Tuesday, May 22, 2007

God Help Us

The New York Times reported just minutes ago on the latest Iraq War disaster to emanate from the Reid/Pelosi Congress. The architect of the Democratic Revolution of 2006:

“I view this as the beginning of the end of the president’s policy on Iraq,” said Representative Rahm Emanuel of Illinois, chairman of the House Democratic Caucus.

How elegantly revolting.

Reid announced this evening that the Democratic caucus has decided to remove the withdrawal mandate from the emergency war spending bill that Bush demanded back in February, that they initially delivered with withdrawal timetables. The new one takes the teeth out of the whole enterprise and gives the president the blank check he’s thrown a perfect tantrum to get. Don’t feed me any gibberish about the provisions for getting tough on the Maliki government – as a powerless farce, it is quite impervious to pressure from the Senate Majority Leader’s office. And the kicker? Nancy Pelosi says she will not vote for it. Well, it’s very admirable, Madame Speaker, that you’re willing to give the appearance of deep fissures in the Democratic bloc in order to stand on principle, but anyone can see that this nonsense would never have made it through committee without your calculated acquiescence.

The president hands the Congress one veto – one veto on a measure they were sent to Congress for the virtually expressed purpose of enacting – and they’re done? John Edwards and Bill Richardson have consistently demanded that congressional Democrats send the same bill back to the White House as many times as it takes. What is it about the halls of the Capitol that makes conniving scoundrels out of good people who have been given an unambiguous mandate?

I have a secret for my (supposed) Democratic representatives in Washington: Fully 65% percent of the country is demanding the showdown that you are unwilling to provide. We are demanding it now.

Wonder why Democrats are seen as the party of weak-willed opportunists? I’ve got an answer for that too:

The measure would also force the White House and Congressional Republicans to accept significant new spending. Democrats say there is about $17 billion beyond the president’s initial request, with about $9 billion devoted to extra spending on military programs and health care, veterans’ health care and military base realignment.

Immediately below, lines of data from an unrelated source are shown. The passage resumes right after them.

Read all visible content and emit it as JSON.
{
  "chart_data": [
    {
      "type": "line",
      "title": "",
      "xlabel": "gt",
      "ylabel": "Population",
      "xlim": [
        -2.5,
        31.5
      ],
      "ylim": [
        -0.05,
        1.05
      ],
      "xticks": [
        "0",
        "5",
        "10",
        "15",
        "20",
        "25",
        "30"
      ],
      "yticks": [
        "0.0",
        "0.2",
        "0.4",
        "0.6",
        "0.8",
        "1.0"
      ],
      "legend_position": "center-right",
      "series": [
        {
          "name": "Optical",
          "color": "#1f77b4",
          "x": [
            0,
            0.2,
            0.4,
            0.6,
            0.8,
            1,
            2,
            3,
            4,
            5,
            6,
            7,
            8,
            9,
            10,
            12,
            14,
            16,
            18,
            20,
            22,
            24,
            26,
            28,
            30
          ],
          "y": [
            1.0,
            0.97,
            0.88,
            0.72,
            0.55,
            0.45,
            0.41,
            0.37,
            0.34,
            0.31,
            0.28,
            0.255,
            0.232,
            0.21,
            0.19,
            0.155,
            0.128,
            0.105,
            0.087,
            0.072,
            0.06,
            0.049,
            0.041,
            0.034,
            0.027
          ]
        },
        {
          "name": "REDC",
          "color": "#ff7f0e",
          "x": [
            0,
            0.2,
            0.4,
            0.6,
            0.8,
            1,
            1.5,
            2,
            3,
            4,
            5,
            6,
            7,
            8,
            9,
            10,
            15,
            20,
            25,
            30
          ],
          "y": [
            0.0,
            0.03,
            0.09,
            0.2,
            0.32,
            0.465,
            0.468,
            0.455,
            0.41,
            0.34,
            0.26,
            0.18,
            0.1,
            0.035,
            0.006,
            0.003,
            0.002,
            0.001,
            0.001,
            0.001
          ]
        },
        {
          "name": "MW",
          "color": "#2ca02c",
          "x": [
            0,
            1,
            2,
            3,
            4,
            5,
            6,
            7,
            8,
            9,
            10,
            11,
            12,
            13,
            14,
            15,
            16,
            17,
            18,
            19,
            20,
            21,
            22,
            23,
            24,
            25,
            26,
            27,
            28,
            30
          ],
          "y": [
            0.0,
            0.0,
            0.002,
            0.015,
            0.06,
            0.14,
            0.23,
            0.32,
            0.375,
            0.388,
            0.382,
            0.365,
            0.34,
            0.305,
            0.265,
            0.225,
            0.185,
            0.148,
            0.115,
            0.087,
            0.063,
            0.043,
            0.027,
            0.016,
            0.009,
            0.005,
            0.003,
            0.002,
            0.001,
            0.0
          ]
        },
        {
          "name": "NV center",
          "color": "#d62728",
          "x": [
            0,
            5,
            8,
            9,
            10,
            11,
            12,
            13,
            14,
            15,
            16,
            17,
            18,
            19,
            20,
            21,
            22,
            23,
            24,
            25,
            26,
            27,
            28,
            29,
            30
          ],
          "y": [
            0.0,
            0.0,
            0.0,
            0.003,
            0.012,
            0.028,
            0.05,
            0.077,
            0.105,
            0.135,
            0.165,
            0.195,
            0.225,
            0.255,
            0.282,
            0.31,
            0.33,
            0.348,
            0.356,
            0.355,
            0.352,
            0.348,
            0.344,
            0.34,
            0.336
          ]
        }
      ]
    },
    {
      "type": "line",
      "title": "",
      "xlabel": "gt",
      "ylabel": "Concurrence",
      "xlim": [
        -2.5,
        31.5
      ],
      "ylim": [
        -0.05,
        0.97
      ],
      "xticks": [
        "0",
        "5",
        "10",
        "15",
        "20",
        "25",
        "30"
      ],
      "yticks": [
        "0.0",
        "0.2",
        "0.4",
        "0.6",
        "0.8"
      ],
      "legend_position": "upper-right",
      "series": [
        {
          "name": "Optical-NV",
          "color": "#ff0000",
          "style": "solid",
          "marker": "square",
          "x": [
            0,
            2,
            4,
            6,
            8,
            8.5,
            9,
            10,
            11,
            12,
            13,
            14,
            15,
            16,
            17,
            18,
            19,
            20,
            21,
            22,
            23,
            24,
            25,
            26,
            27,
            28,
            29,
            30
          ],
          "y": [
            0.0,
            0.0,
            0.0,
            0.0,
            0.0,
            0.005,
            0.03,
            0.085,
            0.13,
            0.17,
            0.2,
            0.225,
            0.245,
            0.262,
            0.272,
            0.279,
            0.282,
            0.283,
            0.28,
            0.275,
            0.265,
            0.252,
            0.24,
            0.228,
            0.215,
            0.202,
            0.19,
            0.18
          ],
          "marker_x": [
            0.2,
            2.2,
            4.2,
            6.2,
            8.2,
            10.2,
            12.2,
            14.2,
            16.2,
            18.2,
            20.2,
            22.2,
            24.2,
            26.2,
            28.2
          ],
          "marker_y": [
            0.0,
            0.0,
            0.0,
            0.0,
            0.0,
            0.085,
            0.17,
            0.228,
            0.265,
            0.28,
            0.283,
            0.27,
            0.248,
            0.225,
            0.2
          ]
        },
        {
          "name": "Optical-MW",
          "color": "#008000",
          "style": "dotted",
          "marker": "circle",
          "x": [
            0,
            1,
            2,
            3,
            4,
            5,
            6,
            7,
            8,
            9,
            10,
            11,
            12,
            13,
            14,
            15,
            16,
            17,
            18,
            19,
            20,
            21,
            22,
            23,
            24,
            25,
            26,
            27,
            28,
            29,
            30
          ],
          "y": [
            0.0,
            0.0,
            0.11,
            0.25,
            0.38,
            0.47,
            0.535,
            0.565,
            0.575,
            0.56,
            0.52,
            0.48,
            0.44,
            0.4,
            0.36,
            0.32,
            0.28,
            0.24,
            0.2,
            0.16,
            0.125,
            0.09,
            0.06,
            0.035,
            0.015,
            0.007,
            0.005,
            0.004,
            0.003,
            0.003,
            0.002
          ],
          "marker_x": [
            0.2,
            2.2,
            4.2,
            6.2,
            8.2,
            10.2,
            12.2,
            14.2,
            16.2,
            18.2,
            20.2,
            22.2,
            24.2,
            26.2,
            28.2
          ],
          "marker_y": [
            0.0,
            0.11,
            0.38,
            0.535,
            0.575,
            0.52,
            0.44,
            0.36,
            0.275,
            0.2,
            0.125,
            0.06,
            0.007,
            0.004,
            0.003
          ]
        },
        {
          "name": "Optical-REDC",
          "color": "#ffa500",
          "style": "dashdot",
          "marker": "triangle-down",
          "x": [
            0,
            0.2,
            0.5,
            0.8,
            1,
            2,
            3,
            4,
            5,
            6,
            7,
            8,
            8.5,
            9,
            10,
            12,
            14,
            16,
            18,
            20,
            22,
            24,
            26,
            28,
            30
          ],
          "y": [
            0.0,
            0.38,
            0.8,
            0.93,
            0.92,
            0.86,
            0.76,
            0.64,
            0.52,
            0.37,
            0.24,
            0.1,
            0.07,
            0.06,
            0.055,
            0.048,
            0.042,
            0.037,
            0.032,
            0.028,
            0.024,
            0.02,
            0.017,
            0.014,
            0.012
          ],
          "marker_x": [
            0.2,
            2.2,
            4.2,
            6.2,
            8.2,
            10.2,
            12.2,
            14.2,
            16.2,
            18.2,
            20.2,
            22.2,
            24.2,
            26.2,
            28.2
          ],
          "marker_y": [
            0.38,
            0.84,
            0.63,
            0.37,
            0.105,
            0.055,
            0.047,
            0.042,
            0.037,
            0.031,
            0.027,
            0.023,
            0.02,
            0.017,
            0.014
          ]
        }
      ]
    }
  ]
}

The remaining $8 billion goes to agriculture programs, additional Gulf Coast recovery efforts, children’s health care and other Democratic priorities. The minimum-wage increase will represent a domestic victory for Democrats.

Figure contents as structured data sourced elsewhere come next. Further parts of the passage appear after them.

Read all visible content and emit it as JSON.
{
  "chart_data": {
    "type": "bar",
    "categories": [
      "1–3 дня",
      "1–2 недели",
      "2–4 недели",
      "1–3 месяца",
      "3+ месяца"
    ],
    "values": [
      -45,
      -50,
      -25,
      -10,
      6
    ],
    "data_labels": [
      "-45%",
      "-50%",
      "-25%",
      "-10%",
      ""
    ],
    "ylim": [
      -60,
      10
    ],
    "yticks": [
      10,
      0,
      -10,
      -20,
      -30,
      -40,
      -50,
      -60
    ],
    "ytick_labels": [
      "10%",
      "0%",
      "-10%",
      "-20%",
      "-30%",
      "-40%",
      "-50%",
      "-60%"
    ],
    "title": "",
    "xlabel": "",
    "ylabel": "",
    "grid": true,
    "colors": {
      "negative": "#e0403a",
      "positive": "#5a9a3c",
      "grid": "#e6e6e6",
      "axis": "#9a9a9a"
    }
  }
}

I’m no naïf. I understand that federal money is the grease that keeps the Washington machine churning out its fatuous merchandise. But in the aftermath of the political hay about pork-barrel spending that won the White House so much unnecessary support the last time we danced around this mulberry bush, really, you must be joking.

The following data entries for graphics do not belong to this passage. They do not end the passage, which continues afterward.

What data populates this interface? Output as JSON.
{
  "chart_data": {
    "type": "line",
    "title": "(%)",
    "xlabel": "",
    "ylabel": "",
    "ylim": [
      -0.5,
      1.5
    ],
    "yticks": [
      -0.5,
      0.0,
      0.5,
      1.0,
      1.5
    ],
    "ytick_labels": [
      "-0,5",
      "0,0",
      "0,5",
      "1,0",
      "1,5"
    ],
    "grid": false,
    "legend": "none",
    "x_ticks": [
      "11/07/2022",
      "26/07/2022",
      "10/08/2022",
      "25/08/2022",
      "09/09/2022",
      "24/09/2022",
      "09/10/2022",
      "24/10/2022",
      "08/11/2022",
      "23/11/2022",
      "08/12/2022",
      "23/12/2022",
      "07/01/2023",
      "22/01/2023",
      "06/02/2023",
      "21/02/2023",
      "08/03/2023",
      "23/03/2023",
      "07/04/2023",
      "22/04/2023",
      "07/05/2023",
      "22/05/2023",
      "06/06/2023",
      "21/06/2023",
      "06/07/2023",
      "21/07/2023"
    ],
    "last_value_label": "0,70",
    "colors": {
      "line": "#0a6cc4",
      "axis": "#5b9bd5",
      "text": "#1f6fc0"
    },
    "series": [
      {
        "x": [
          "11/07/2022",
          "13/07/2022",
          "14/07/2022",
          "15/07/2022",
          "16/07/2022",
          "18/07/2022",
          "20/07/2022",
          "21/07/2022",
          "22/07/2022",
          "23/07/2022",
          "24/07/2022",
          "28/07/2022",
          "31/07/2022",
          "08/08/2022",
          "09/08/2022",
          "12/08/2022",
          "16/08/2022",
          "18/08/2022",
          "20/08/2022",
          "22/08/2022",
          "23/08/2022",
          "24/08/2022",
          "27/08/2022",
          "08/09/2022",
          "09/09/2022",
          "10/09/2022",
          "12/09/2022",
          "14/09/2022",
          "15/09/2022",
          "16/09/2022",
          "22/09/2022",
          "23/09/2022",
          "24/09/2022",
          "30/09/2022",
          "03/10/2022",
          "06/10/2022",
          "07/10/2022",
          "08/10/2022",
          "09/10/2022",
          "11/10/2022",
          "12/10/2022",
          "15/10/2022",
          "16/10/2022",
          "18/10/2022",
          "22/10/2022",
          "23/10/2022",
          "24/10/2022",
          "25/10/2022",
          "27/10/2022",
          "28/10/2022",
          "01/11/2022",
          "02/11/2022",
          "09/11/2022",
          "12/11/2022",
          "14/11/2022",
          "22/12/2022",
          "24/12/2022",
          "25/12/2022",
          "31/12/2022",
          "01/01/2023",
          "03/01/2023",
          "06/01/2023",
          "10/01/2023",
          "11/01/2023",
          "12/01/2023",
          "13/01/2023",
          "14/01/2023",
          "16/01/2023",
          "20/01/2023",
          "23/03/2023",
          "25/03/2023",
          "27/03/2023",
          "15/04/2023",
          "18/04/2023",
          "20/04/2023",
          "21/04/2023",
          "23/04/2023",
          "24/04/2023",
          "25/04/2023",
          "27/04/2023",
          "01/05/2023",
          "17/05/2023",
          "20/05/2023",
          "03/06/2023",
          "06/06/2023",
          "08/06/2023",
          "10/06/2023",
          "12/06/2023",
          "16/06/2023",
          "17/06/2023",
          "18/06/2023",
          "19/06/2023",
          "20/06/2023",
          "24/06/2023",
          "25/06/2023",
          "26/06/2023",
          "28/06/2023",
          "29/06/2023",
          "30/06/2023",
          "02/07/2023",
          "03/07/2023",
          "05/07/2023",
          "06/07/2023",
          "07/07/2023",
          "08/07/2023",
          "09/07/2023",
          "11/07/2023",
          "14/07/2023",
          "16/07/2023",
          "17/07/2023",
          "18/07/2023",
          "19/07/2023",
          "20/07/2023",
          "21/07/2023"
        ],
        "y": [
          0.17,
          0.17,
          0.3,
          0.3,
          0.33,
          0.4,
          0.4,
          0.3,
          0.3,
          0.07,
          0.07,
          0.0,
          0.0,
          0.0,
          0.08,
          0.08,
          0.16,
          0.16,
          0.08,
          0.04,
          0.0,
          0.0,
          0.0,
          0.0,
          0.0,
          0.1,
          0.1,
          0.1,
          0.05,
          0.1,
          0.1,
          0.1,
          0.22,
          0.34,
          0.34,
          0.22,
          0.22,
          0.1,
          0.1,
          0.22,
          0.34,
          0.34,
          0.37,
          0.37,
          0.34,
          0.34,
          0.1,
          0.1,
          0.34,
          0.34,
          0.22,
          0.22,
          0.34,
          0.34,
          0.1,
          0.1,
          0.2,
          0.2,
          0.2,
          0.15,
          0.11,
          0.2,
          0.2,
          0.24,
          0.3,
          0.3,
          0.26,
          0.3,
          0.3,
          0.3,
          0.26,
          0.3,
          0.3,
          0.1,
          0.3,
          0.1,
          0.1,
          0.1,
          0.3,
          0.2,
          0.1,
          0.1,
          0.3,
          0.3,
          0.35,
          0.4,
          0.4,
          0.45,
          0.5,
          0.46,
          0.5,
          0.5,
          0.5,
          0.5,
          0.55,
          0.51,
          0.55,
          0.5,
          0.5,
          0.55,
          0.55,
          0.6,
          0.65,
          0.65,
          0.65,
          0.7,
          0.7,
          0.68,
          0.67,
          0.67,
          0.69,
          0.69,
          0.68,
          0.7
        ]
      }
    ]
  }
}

“We don’t have a veto-proof Congress,” Mr. Reid said. “But no one can say with any degree of veracity that we haven’t made great progress, and this bill is further proof of that.”

Come on now. I mean, come on. No one can say with any degree of veracity that the progress Petraeus has made is sufficient to entertain the notion that the Iraq project might be worth sticking around for. And in any case, no Democrat can say it with any degree of credibility.

Enough already. What are you all afraid of?

1 comment:

Anonymous said...

"All left wing parties in the highly industrialized countries are at bottom a sham because they make it their business to fight against something they do not really wish to destroy."

George Orwell taken slightly out of context, but wholly appropriate when talking about our invertebrate friends in congress.